What’s Needed to Avoid Being Reactive

Have you ever had those days, weeks, months, or even years, where so much is going on in your life that you feel like you’re just reacting to everything as it happens?    You know how it goes.  Something comes up, it commands your attention so you work on it until the next urgent thing comes up, at which point you stop working on what you were previously working on and focus on this new task, without any sort of plan or method to prioritizing or completing it.  Whew!  It’s draining just thinking about it!  Perhaps you feel like that at home, at work, or at school.  (Maybe you feel like that in all 3 places!)

Regardless where it happens, this cycle of reacting to the last task that comes in places our focus on other people’s agenda and causes our days to be filled focusing on someone else’s priorities.
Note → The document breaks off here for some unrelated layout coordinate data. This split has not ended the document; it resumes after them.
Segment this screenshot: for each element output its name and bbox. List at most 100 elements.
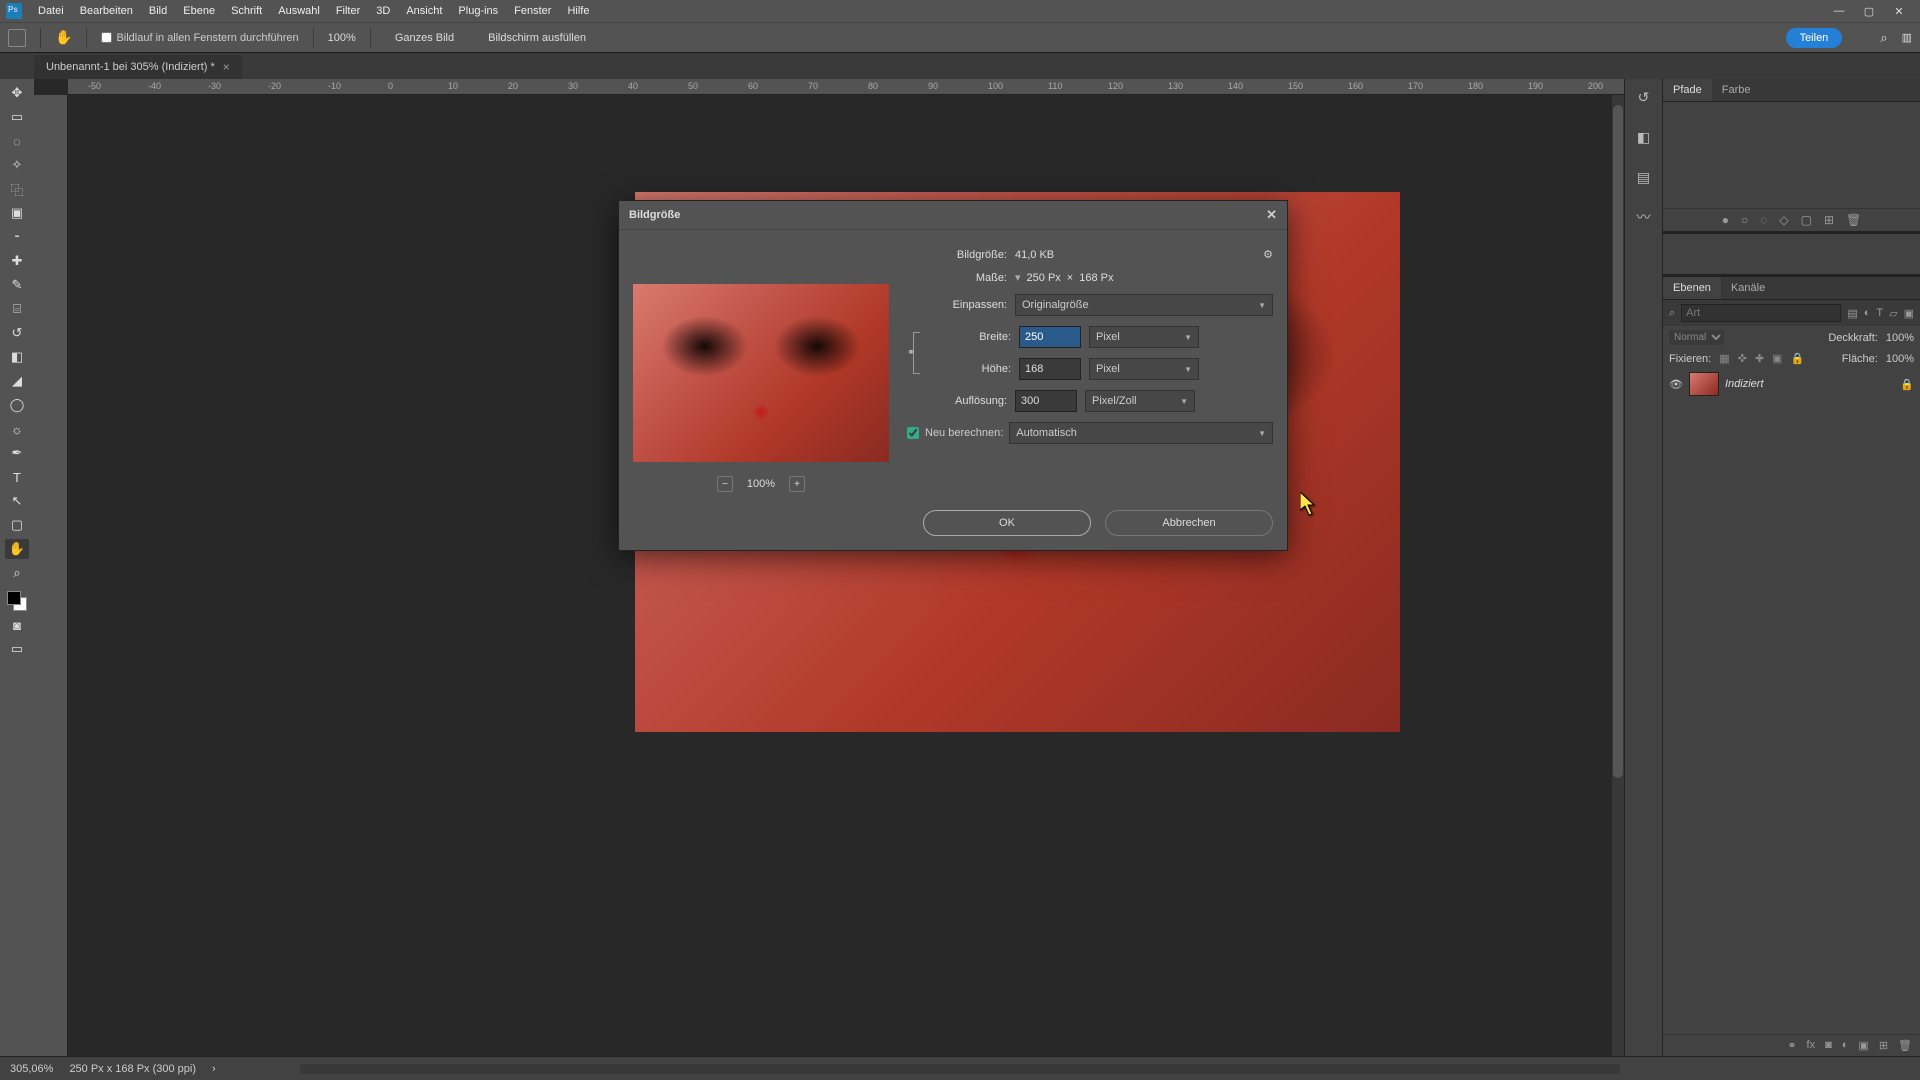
menu-ansicht[interactable]: Ansicht [398,1,450,21]
rectangle-tool-icon[interactable]: ▢ [5,515,29,535]
adjustments-panel-icon[interactable]: ◧ [1634,127,1654,147]
zoom-out-button[interactable]: − [717,476,733,492]
lock-artboard-icon[interactable]: ▣ [1772,352,1782,365]
screenmode-icon[interactable]: ▭ [5,639,29,659]
tab-kanaele[interactable]: Kanäle [1721,277,1775,299]
selection-from-path-icon[interactable]: ◌ [1760,213,1767,227]
menu-bild[interactable]: Bild [141,1,175,21]
zoom-in-button[interactable]: + [789,476,805,492]
menu-3d[interactable]: 3D [368,1,398,21]
scroll-all-checkbox-input[interactable] [101,32,112,43]
eraser-tool-icon[interactable]: ◧ [5,347,29,367]
dialog-close-icon[interactable]: ✕ [1266,207,1277,223]
delete-layer-icon[interactable]: 🗑 [1898,1039,1912,1052]
history-panel-icon[interactable]: ↺ [1634,87,1654,107]
zoom-percent[interactable]: 100% [328,32,356,44]
lock-position-icon[interactable]: ✜ [1738,352,1747,365]
quickmask-icon[interactable]: ◙ [5,615,29,635]
opacity-value[interactable]: 100% [1886,332,1914,344]
dimensions-unit-toggle-icon[interactable]: ▾ [1015,271,1021,284]
share-button[interactable]: Teilen [1786,28,1843,48]
tab-pfade[interactable]: Pfade [1663,79,1712,101]
scroll-all-windows-checkbox[interactable]: Bildlauf in allen Fenstern durchführen [101,32,298,44]
link-layers-icon[interactable]: ⚭ [1787,1039,1796,1052]
dodge-tool-icon[interactable]: ☼ [5,419,29,439]
pen-tool-icon[interactable]: ✒ [5,443,29,463]
layer-visibility-icon[interactable]: 👁 [1669,378,1683,391]
filter-shape-icon[interactable]: ▱ [1889,307,1897,320]
menu-filter[interactable]: Filter [328,1,368,21]
eyedropper-tool-icon[interactable]: ⁃ [5,227,29,247]
tab-farbe[interactable]: Farbe [1712,79,1761,101]
cancel-button[interactable]: Abbrechen [1105,510,1273,536]
vertical-scrollbar[interactable] [1612,95,1624,1056]
layer-filter-input[interactable] [1681,304,1841,322]
horizontal-scrollbar[interactable] [300,1064,1620,1074]
adjustment-layer-icon[interactable]: ◐ [1842,1039,1849,1052]
preview-image[interactable] [633,284,889,462]
workspace-menu-icon[interactable]: ▥ [1902,31,1912,44]
properties-panel-icon[interactable]: ▤ [1634,167,1654,187]
resolution-input[interactable] [1015,390,1077,412]
zoom-fill-screen-button[interactable]: Bildschirm ausfüllen [478,29,596,47]
fill-path-icon[interactable]: ● [1722,213,1729,227]
history-brush-tool-icon[interactable]: ↺ [5,323,29,343]
path-select-tool-icon[interactable]: ↖ [5,491,29,511]
width-unit-select[interactable]: Pixel▼ [1089,326,1199,348]
frame-tool-icon[interactable]: ▣ [5,203,29,223]
layer-style-icon[interactable]: fx [1807,1039,1816,1052]
window-close-icon[interactable]: ✕ [1884,2,1914,20]
window-maximize-icon[interactable]: ▢ [1854,2,1884,20]
constrain-proportions-icon[interactable]: ⚭ [907,326,923,380]
menu-auswahl[interactable]: Auswahl [270,1,328,21]
delete-path-icon[interactable]: 🗑 [1846,213,1861,227]
stamp-tool-icon[interactable]: ⌸ [5,299,29,319]
stroke-path-icon[interactable]: ○ [1741,213,1748,227]
marquee-tool-icon[interactable]: ▭ [5,107,29,127]
search-icon[interactable]: ⌕ [1880,30,1887,46]
libraries-panel-icon[interactable]: 〰 [1634,207,1654,227]
resolution-unit-select[interactable]: Pixel/Zoll▼ [1085,390,1195,412]
ok-button[interactable]: OK [923,510,1091,536]
menu-datei[interactable]: Datei [30,1,72,21]
resample-checkbox[interactable] [907,427,919,439]
new-layer-icon[interactable]: ⊞ [1879,1039,1888,1052]
window-minimize-icon[interactable]: — [1824,2,1854,20]
menu-bearbeiten[interactable]: Bearbeiten [72,1,141,21]
color-swatches[interactable] [7,591,27,611]
layer-name[interactable]: Indiziert [1725,378,1894,390]
foreground-swatch[interactable] [7,591,21,605]
resample-method-select[interactable]: Automatisch▼ [1009,422,1273,444]
zoom-tool-icon[interactable]: ⌕ [5,563,29,583]
blur-tool-icon[interactable]: ◯ [5,395,29,415]
zoom-fit-image-button[interactable]: Ganzes Bild [385,29,464,47]
tab-ebenen[interactable]: Ebenen [1663,277,1721,299]
menu-schrift[interactable]: Schrift [223,1,270,21]
move-tool-icon[interactable]: ✥ [5,83,29,103]
layer-mask-icon[interactable]: ◙ [1825,1039,1832,1052]
menu-fenster[interactable]: Fenster [506,1,559,21]
status-chevron-icon[interactable]: › [212,1063,216,1075]
status-zoom[interactable]: 305,06% [10,1063,53,1075]
menu-hilfe[interactable]: Hilfe [559,1,597,21]
layer-lock-icon[interactable]: 🔒 [1900,378,1914,391]
path-from-selection-icon[interactable]: ◇ [1779,213,1788,227]
brush-tool-icon[interactable]: ✎ [5,275,29,295]
type-tool-icon[interactable]: T [5,467,29,487]
crop-tool-icon[interactable]: ⿻ [5,179,29,199]
filter-smart-icon[interactable]: ▣ [1904,307,1914,320]
dialog-titlebar[interactable]: Bildgröße ✕ [619,201,1287,230]
home-icon[interactable] [8,29,26,47]
menu-ebene[interactable]: Ebene [175,1,223,21]
search-icon[interactable]: ⌕ [1669,307,1675,320]
group-icon[interactable]: ▣ [1858,1039,1868,1052]
tab-close-icon[interactable]: × [223,60,230,74]
healing-tool-icon[interactable]: ✚ [5,251,29,271]
hand-tool-icon[interactable]: ✋ [5,539,29,559]
height-unit-select[interactable]: Pixel▼ [1089,358,1199,380]
document-tab[interactable]: Unbenannt-1 bei 305% (Indiziert) * × [34,55,242,79]
filter-type-icon[interactable]: T [1876,307,1883,319]
height-input[interactable] [1019,358,1081,380]
gradient-tool-icon[interactable]: ◢ [5,371,29,391]
hand-tool-icon[interactable]: ✋ [55,29,72,46]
I’ve been experiencing this during the last few weeks at work and have been thinking about the causes and solutions to avoid staying in this crazy cycle.  In my case it seems that the reason for getting in this cycle is not primarily due to an increase in workload or requests, but rather my lack of prioritizing or having systems in place to handle this workload.

It’s easy to handle a couple of tasks without a system or prioritization process.  Anyone can do that.  It’s when the volume of requests starts to climb that we need the structure of good systems and direction of clear priorities.  Systems tell us how requests will be handled, and priorities tell us what we should be spending our time on.  Without systems and priorities, we lack the necessary tools to help us navigate and process our requests.  How can we expect to cause something to happen if we lack the tools to do so?

Are you feeling overwhelmed at work, school, or home with multiple requests and tasks?  What areas of your life would benefit from having systems and priorities in place to guide you?  Once you identify these areas, spend some time developing the systems and priorities necessary to help you become more effective.  If you need assistance in this area, I recommend reading Work the System by Sam Carpenter and Getting Things Done by David Allen.  Both of these books are excellent and provide great ideas that you can implement immediately.

Even if you’re currently busy and overwhelmed by requests and tasks, take some time to develop the systems you need to handle them. It will be an investment in your productivity and well-being.